Rossman-Reich: I think the Magic need to scale back some of the big lineups they use and be willing to go small. Orlando touted its versatility on the defensive end, but they have not used it at all. Every lineup they have used has had at least two of their three big men in the lineup. That means very little of Aaron Gordon at the 4 and even Jeff Green at the 4. The Magic need to be willing to play Ibaka at center with Gordon or Green next to him. They need to do the same with Biyombo too. When matchups dictate to go small, the Magic need to be willing to go small.
What needs do the Orlando Magic need to fill early in the season that they can actually fill before February?
McMillan: The shooting has to get better. The Magic might get some help soon once Jodie Meeks is ready to go.
Palmer: Does chemistry count? That is what the Magic need right now. These guys look lost together on the court. Nobody knows each other’s tendencies, the ball does not move, guys are not willing to pass and the communication on defense has been poor.

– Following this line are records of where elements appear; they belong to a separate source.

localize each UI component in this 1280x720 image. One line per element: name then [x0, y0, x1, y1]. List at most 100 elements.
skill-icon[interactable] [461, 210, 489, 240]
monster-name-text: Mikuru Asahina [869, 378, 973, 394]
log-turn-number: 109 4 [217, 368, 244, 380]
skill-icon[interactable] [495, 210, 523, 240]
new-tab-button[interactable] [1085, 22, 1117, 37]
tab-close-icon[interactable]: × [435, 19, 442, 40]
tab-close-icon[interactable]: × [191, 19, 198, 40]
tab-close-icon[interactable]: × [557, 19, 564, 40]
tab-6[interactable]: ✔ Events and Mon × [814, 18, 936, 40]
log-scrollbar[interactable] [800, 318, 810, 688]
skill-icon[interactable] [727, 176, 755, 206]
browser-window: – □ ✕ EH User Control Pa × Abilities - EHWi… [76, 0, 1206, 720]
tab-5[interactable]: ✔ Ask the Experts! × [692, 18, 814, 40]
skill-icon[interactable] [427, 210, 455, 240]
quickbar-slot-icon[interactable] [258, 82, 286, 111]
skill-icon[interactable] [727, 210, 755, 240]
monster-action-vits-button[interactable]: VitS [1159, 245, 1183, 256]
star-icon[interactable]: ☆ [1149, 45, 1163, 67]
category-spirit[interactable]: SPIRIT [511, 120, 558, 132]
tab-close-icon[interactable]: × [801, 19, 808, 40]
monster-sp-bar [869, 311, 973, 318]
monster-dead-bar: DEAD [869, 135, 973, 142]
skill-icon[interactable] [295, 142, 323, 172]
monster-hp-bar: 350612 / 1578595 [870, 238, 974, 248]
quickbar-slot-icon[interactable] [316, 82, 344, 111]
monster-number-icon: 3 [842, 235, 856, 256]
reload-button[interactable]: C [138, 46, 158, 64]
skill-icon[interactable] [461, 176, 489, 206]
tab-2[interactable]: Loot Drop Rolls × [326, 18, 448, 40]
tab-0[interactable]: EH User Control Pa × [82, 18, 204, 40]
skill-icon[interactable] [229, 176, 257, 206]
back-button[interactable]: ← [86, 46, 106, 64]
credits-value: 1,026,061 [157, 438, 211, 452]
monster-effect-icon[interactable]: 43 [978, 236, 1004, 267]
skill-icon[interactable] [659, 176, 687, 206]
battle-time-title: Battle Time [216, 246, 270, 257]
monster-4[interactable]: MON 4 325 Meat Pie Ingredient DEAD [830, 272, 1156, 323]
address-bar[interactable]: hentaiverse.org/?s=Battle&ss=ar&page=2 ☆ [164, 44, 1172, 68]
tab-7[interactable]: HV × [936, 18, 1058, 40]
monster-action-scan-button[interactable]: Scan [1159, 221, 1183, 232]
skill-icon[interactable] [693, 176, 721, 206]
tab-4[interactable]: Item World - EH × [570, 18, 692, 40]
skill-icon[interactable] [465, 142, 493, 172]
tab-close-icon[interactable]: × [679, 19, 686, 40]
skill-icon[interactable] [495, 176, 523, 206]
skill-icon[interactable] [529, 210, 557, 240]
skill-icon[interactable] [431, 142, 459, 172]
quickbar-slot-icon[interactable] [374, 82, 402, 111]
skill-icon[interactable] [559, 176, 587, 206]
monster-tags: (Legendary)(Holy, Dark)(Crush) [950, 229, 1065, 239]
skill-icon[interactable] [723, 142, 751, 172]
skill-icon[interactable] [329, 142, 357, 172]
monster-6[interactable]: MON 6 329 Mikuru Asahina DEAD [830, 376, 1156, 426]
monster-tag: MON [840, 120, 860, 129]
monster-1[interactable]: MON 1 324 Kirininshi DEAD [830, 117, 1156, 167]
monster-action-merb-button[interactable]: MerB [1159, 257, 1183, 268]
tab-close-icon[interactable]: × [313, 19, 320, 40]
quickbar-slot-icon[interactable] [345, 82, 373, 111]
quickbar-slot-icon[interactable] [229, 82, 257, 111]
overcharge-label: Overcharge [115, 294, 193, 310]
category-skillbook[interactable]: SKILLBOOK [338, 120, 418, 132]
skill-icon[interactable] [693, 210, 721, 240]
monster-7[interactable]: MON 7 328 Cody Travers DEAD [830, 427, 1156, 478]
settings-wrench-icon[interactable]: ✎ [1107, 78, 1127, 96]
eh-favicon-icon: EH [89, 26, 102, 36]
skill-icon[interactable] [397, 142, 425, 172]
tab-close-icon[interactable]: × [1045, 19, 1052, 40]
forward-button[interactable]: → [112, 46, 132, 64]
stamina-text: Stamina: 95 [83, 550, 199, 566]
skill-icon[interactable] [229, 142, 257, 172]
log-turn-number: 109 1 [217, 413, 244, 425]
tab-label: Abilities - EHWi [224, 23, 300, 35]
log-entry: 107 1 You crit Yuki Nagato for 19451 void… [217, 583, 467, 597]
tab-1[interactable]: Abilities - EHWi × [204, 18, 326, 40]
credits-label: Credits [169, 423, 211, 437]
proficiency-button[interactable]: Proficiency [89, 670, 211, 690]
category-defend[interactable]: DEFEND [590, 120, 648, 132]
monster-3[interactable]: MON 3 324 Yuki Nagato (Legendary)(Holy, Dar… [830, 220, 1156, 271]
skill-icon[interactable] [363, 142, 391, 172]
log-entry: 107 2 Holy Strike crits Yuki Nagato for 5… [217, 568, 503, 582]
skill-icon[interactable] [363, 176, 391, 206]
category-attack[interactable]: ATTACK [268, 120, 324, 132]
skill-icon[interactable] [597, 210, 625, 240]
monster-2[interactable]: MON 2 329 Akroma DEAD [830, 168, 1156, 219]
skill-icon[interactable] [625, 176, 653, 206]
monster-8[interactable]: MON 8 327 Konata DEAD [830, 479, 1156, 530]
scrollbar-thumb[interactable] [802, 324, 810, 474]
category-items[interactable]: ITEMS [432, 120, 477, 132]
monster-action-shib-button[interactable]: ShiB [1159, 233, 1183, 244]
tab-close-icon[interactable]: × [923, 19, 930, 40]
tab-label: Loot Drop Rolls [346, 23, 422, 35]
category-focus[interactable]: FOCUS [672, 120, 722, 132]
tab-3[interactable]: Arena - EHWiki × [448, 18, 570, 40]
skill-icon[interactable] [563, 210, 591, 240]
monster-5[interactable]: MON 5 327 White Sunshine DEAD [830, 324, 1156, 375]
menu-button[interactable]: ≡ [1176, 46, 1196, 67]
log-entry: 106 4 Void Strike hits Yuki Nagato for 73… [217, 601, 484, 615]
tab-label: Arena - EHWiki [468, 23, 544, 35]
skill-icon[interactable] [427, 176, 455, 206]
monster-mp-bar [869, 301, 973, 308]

If there is one area where the Magic need to improve it’s chemistry.
Grullon: This team needs a player who can be a threat to score consistently. Evan Fournier has had his moments and is a threat to shoot from the outside. But he has not proven he can do it consistently. Payton has had some good start to games, but for some reason he then becomes invisible on offense and the Magic offense deteriorates as a result. Ibaka has been wildly inconsistent in the first three games. The expectation was for Ibaka to assume a larger role on the offensive end with the Magic, but early on he has not been a player that has shown the ability to carry this team on the offensive end.
The Magic need to go out in the trade market and try to acquire a player that can be a threat to shoot the ball and also to drive it to the hoop without hesitation. It will not be easy to acquire a player with this set of skills, but with the collection of assets that the Magic have available, they should be able to make a strong offer for a player that can make a difference right away.
Rossman-Reich: They need to figure out how to space the floor better. That is task No. 1. Defenses are already packing the paint and closing out driving lanes to dare the Magic to shoot. That means either Frank Vogel needs to balance the rotation to get shooting in both the starting and reserve units or the Magic need to go out and acquire starter-quality shooting. Maybe they can get it, maybe they cannot. But this is the biggest need I see. The floor spacing just has to improve.